A tous les moments de sa vie, le critique sera obsédé par sa passion, celle d’aller au-delà des frontières déjà explorées par le surréalisme, le cubisme ou l’art abstrait géométrique…

Il commence à collaborer  avec Paul Facchetti, ce galeriste franco-italien spécialisé dans l’abstraction lyrique. Sa galerie du VIème arrondissement encourage ce courant qui valorise l’expression de l’émotion individuelle du peintre. Au contact de Fachetti, Michel Tapié découvre l’expressionnisme abstrait américain, qui mêle l'intensité émotionnelle avec l'esthétique anti-figurative. Le critique d’art se passionne immédiatement pour ce mouvement issu de l’école de New York. 

L’Amérique, "un départ à zéro réel"

Très tôt, Michel Tapié a pris conscience de l’importance de la peinture moderne américaine dans cette période d’après-guerre. Pour lui, les Etats-Unis s’apparentent à une forme de primitivité qu’il faut aller explorer. 

"Je pense que pour des expériences sincères et profondes de la non-figuration, l’Amérique aura bénéficié d’un climat spécifiquement propice, dû à un départ à zéro réel (...), à un comportement très libre vis-à-vis de cette non-figuration, loin de tout sectarisme insupportable et de tout purisme hors de propos. (...) L’Amérique est devenue le carrefour géographique réel de la confrontation des problèmes, les plus profonds des grands courants artistiques d’Orient et d’Occident."

A partir de 1945, le marché mondial de l’art connaît une  profonde reconfiguration. Des deux côtés de l’océan Atlantique, à Paris comme à New York, les initiatives artistiques se multiplient, se découvrent et se complètent. Et Michel Tapié l’a bien compris. Il va tout faire pour devenir un passeur d’influences entre les deux continents... 

Pour parvenir à son but, le critique d’art va utiliser l’une de ses bottes secrètes… Depuis 1946, il a noué une très forte amitié avec le peintre Georges Mathieu. Cet artiste a suivi des études d’anglais, et connaît bien les Etats-Unis. En plus, il est chargé des relations publiques de la compagnie maritime "United States Lines" et il en dirige la revue, "United States Lines Paris Review". C’est grâce à lui que Michel Tapié écrit des préfaces de catalogue d’exposition, publiées dans la presse américaine. 

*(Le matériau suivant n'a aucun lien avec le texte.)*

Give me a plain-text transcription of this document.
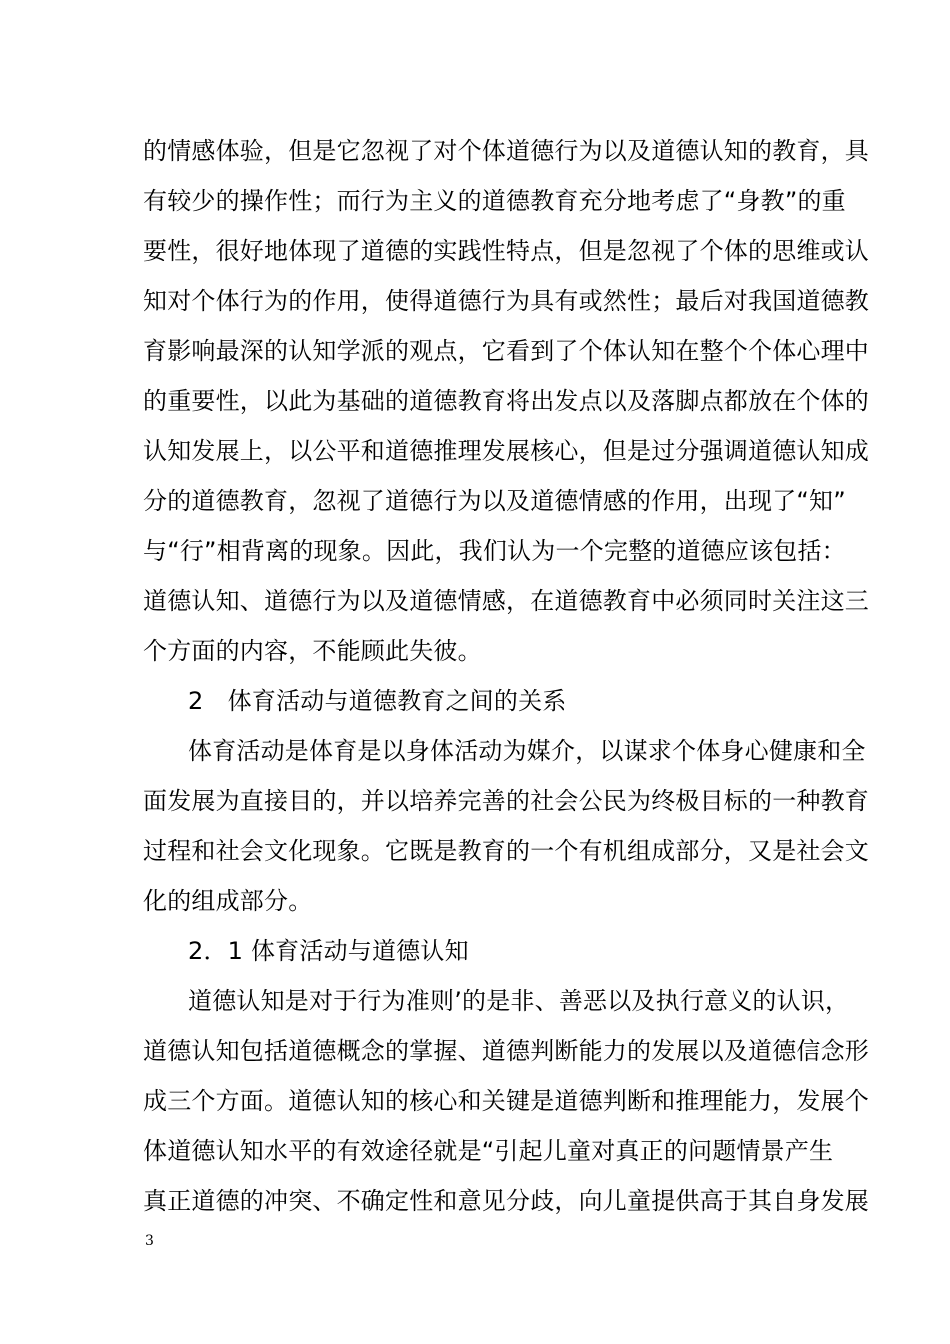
的情感体验，但是它忽视了对个体道德行为以及道德认知的教育，具
有较少的操作性；而行为主义的道德教育充分地考虑了“身教”的重
要性，很好地体现了道德的实践性特点，但是忽视了个体的思维或认
知对个体行为的作用，使得道德行为具有或然性；最后对我国道德教
育影响最深的认知学派的观点，它看到了个体认知在整个个体心理中
的重要性，以此为基础的道德教育将出发点以及落脚点都放在个体的
认知发展上，以公平和道德推理发展核心，但是过分强调道德认知成
分的道德教育，忽视了道德行为以及道德情感的作用，出现了“知”
与“行”相背离的现象。因此，我们认为一个完整的道德应该包括：
道德认知、道德行为以及道德情感，在道德教育中必须同时关注这三
个方面的内容，不能顾此失彼。
2　体育活动与道德教育之间的关系
体育活动是体育是以身体活动为媒介，以谋求个体身心健康和全
面发展为直接目的，并以培养完善的社会公民为终极目标的一种教育
过程和社会文化现象。它既是教育的一个有机组成部分，又是社会文
化的组成部分。
2．1 体育活动与道德认知
道德认知是对于行为准则’的是非、善恶以及执行意义的认识，
道德认知包括道德概念的掌握、道德判断能力的发展以及道德信念形
成三个方面。道德认知的核心和关键是道德判断和推理能力，发展个
体道德认知水平的有效途径就是“引起儿童对真正的问题情景产生
真正道德的冲突、不确定性和意见分歧，向儿童提供高于其自身发展
3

Tapié voit dans le profil atypique de Georges Mathieu une porte d’entrée pour la réalisation de son propre projet. Il pourrait l’aider en termes d’organisation, de relations publiques et de publicité. A l’époque, ces atouts stratégiques sont très rares dans le milieu culturel parisien. Il se dit qu’il a en main les clés, pour révolutionner le monde de l’art…

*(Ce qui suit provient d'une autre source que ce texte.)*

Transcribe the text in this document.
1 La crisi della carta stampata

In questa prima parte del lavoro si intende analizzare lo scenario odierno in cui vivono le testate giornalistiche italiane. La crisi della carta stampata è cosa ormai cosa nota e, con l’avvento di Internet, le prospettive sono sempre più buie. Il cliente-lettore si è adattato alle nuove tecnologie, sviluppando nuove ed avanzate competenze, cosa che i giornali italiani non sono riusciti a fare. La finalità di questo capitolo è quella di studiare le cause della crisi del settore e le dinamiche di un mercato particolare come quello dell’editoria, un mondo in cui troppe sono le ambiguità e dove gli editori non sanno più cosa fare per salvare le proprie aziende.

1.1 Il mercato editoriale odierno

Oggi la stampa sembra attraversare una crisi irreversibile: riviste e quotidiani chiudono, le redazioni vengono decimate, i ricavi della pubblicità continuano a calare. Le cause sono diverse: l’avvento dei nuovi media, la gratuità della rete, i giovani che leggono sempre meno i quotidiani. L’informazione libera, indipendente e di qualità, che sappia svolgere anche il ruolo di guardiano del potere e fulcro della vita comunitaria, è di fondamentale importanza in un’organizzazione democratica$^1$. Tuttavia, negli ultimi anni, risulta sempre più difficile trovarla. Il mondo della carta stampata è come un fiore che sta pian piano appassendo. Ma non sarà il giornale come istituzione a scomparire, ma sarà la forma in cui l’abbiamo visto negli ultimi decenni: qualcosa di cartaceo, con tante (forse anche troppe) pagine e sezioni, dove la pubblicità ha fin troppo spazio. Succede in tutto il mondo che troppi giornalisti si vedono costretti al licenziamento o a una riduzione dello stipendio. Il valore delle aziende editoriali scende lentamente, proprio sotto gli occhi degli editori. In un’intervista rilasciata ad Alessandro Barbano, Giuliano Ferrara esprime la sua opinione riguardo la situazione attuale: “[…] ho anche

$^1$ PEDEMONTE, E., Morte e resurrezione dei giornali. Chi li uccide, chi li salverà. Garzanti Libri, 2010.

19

Pollock et "Véhémences confrontées"

Son ambition la plus personnelle commence en 1951, à la galerie Nina Dausset. Michel Tapié y organise une exposition emblématique de sa carrière. Avec l’aide de son fidèle ami  Georges Mathieu, il poursuit sa volonté de rapprocher les acteurs de l’expressionnisme abstrait américain et ceux de l’abstraction européenne. 

L’exposition, appelée "Véhémences confrontées", mêle des œuvres d'artistes français, italiens, américains et canadiens. Parmi eux, Bryen, Capogrossi, De Kooning, Hartung, Pollock, Russell et Wols. Mais Tapié est surtout très fier de présenter le travail de Jackson Pollock, ce peintre de 39 ans qui a déjà acquis une célébrité outre-atlantique. 

C’est la première fois que Pollock, premier peintre américain de l'expressionnisme abstrait à être connu du grand public, est exposé en France. Il présente un tableau qui retient l’attention, appelé "Number 8". C’est la synthèse de tout ce qu’il a exploré auparavant… Toujours dans ce même questionnement sur le geste de l’artiste, il utilise la technique du "dripping" en anglais, cela signifie qu’il laisse couler les gouttes de peinture sur la toile, ou qu’il projette la peinture de façon à obtenir des superpositions de couleurs. L’exposition est encensée par les critiques...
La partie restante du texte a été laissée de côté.